Weiyue Li
Publications
Do Emotions in Prompts Matter? Effects of Emotional Framing on Large Language Models
Emotional tone is pervasive in human communication, yet its influence on large language model (LLM) behaviour remains unclear. Here, we examine how first-person emotional framing in user-side queries affect LLM performance across six benchmark domains, including mathematical reasoning, medical question answering, reading comprehension, commonsense reasoning and social inference. Across models and tasks, static emotional prefixes usually produce only small changes in accuracy, suggesting that affective phrasing is typically a mild perturbation rather than a reliable general-purpose intervention. This stability is not uniform: effects are more variable in socially grounded tasks, where emotional context more plausibly interacts with interpersonal reasoning. Additional analyses show that stronger emotional wording induces only modest extra change, and that human-written prefixes reproduce the same qualitative pattern as LLM-generated ones. We then introduce EmotionRL, an adaptive emotional prompting framework that selects emotional framing adaptively for each query. Although no single emotion is consistently beneficial, adaptive selection yields more reliable gains than fixed emotional prompting. Together, these findings show that emotional tone is neither a dominant driver of LLM performance nor irrelevant noise, but a weak and input-dependent signal that can be exploited through adaptive control.
TrailBlazer: History-Guided Reinforcement Learning for Black-Box LLM Jailbreaking
Large Language Models (LLMs) have become integral to many domains, making their safety a critical priority. Prior jailbreaking research has explored diverse approaches, including prompt optimization, automated red teaming, obfuscation, and reinforcement learning (RL) based methods. However, most existing techniques fail to effectively leverage vulnerabilities revealed in earlier interaction turns, resulting in inefficient and unstable attacks. Since jailbreaking involves sequential interactions in which each response influences future actions, reinforcement learning provides a natural framework for this problem. Motivated by this, we propose a history-aware RL-based jailbreak framework that analyzes and reweights vulnerability signals from prior steps to guide future decisions. We show that incorporating historical information alone improves jailbreak success rates. Building on this insight, we introduce an attention-based reweighting mechanism that highlights critical vulnerabilities within the interaction history, enabling more efficient exploration with fewer queries. Extensive experiments on AdvBench and HarmBench demonstrate that our method achieves state-of-the-art jailbreak performance while significantly improving query efficiency. These results underscore the importance of historical vulnerability signals in reinforcement learning-driven jailbreak strategies and offer a principled pathway for advancing adversarial research on LLM safeguards.

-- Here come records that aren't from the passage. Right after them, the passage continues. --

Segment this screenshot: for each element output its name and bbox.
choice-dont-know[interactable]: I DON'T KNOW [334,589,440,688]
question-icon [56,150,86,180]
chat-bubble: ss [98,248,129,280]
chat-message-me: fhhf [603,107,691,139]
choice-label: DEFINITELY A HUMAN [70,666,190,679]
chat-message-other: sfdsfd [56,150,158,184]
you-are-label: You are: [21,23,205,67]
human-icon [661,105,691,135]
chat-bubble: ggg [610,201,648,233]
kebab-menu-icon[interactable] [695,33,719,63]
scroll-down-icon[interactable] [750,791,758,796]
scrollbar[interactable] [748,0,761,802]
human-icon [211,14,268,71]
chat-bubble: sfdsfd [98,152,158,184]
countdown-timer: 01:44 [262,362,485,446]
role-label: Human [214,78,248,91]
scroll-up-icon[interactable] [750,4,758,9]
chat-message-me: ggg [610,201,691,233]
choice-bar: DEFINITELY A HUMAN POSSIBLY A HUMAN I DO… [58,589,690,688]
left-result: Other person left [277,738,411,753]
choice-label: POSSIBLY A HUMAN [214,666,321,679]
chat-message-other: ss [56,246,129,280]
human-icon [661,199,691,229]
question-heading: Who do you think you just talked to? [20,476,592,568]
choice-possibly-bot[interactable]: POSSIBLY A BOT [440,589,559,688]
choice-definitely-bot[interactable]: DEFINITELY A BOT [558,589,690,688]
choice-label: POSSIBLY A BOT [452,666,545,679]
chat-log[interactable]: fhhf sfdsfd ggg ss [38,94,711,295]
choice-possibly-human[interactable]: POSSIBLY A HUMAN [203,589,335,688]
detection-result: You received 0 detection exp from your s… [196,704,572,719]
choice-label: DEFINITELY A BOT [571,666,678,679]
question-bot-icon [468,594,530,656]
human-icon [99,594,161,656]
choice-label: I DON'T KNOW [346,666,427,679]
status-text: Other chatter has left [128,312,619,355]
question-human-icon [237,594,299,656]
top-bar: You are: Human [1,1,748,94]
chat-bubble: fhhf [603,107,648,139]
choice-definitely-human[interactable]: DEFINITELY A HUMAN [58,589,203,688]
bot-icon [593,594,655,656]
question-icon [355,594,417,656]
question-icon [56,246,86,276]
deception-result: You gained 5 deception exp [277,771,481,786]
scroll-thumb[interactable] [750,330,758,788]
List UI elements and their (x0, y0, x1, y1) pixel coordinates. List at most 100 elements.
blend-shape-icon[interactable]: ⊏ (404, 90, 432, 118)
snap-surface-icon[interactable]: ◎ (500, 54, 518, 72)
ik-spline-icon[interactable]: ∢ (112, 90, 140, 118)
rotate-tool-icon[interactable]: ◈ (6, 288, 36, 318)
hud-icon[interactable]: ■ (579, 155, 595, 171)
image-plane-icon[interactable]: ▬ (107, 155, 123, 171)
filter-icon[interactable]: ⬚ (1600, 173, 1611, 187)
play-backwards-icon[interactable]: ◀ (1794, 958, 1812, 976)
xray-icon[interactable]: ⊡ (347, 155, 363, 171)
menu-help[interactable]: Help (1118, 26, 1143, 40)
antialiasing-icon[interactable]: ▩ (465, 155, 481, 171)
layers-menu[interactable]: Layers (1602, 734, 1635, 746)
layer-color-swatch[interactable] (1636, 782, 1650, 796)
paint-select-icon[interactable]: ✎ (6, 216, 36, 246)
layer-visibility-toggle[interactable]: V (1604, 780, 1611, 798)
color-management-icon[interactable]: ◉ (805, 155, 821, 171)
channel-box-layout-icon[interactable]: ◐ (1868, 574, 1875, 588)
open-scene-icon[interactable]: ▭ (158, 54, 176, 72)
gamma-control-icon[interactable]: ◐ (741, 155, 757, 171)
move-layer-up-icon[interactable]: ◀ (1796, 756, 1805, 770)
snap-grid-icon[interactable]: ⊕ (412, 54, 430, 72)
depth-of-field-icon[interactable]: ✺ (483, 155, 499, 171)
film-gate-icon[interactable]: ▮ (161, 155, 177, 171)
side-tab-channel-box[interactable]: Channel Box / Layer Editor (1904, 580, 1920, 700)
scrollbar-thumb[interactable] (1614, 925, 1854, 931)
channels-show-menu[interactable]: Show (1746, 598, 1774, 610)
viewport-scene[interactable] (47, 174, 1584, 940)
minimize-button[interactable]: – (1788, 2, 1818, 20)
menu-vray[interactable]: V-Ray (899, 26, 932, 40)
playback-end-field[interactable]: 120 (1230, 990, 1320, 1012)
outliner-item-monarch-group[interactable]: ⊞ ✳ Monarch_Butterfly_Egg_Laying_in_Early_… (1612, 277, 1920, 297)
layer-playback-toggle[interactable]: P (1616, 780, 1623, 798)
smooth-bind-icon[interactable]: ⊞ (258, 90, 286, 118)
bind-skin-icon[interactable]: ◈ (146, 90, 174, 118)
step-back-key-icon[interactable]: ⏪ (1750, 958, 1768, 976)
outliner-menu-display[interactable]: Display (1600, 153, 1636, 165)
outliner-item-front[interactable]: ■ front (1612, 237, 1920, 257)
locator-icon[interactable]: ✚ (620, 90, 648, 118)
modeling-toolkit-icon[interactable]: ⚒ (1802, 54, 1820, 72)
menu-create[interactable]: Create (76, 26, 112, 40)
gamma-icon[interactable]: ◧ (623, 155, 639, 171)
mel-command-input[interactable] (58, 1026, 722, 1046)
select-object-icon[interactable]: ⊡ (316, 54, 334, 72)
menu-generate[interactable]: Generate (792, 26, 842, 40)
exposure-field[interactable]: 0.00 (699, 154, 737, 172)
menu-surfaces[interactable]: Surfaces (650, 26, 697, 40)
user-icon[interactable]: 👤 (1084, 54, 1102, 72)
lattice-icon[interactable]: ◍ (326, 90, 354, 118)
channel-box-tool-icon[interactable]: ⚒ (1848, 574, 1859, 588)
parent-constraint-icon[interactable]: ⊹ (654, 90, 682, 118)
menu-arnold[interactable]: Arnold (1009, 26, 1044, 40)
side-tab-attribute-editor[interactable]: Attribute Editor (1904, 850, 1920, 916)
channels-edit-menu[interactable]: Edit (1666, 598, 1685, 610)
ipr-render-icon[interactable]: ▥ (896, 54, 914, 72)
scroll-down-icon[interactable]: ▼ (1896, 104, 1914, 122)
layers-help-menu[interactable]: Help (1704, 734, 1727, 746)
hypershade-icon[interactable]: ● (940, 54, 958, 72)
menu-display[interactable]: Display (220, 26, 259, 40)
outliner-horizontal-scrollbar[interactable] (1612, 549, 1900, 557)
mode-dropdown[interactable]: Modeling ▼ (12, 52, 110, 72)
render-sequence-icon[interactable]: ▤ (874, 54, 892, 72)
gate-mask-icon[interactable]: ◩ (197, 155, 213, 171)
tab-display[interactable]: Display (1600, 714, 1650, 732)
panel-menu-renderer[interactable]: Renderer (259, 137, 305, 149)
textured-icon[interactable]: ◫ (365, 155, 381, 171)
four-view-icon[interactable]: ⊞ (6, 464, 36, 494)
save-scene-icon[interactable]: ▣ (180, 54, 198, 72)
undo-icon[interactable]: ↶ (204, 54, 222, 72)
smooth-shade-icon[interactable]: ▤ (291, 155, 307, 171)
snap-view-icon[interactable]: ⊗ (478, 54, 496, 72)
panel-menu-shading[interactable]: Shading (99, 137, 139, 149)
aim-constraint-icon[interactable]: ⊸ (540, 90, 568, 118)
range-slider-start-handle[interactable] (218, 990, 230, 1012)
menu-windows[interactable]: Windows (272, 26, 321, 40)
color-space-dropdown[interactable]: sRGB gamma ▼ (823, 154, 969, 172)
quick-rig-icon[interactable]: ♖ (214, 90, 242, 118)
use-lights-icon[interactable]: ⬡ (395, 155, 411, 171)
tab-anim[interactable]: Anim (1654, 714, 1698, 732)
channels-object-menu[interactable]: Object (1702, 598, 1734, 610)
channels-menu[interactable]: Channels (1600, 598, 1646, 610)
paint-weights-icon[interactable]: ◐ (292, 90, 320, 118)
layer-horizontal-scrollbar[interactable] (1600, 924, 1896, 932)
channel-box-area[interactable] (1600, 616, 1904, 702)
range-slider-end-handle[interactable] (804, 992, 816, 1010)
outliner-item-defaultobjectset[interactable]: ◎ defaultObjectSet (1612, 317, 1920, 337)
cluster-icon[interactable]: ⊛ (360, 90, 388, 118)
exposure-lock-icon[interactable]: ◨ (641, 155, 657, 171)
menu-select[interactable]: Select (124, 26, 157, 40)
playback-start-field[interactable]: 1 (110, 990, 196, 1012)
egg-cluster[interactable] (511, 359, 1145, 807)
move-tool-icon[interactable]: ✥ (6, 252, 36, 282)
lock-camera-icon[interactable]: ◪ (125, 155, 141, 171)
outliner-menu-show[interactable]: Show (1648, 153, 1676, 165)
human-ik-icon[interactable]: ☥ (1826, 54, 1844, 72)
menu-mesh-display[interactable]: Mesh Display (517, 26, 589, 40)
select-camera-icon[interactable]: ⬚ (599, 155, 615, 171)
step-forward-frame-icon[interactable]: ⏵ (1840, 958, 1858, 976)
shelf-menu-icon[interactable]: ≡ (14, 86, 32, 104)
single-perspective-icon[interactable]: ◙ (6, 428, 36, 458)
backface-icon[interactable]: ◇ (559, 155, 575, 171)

LLM Review: Enhancing Creative Writing via Blind Peer Review Feedback
Large Language Models (LLMs) often struggle with creative generation, and multi-agent frameworks that improve reasoning through interaction can paradoxically hinder creativity by inducing content homogenization. We introduce LLM Review, a peer-review-inspired framework implementing Blind Peer Review: agents exchange targeted feedback while revising independently, preserving divergent creative trajectories. To enable rigorous evaluation, we propose SciFi-100, a science fiction writing dataset with a unified framework combining LLM-as-a-judge scoring, human annotation, and rule-based novelty metrics. Experiments demonstrate that LLM Review consistently outperforms multi-agent baselines, and smaller models with our framework can surpass larger single-agent models, suggesting interaction structure may substitute for model scale.
Grading Scale Impact on LLM-as-a-Judge: Human-LLM Alignment Is Highest on 0-5 Grading Scale
Large language models (LLMs) are increasingly used as automated evaluators, yet prior works demonstrate that these LLM judges often lack consistency in scoring when the prompt is altered. However, the effect of the grading scale itself remains underexplored. We study the LLM-as-a-judge problem by comparing two kinds of raters: humans and LLMs. We collect ratings from both groups on three scales and across six benchmarks that include objective, open-ended subjective, and mixed tasks. Using intraclass correlation coefficients (ICC) to measure absolute agreement, we find that LLM judgments are not perfectly consistent across scales on subjective benchmarks, and that the choice of scale substantially shifts human-LLM agreement, even when within-group panel reliability is high. Aggregated over tasks, the grading scale of 0-5 yields the strongest human-LLM alignment. We further demonstrate that pooled reliability can mask benchmark heterogeneity and reveal systematic subgroup differences in alignment across gender groups, strengthening the importance of scale design and sub-level diagnostics as essential components of LLM-as-a-judge protocols.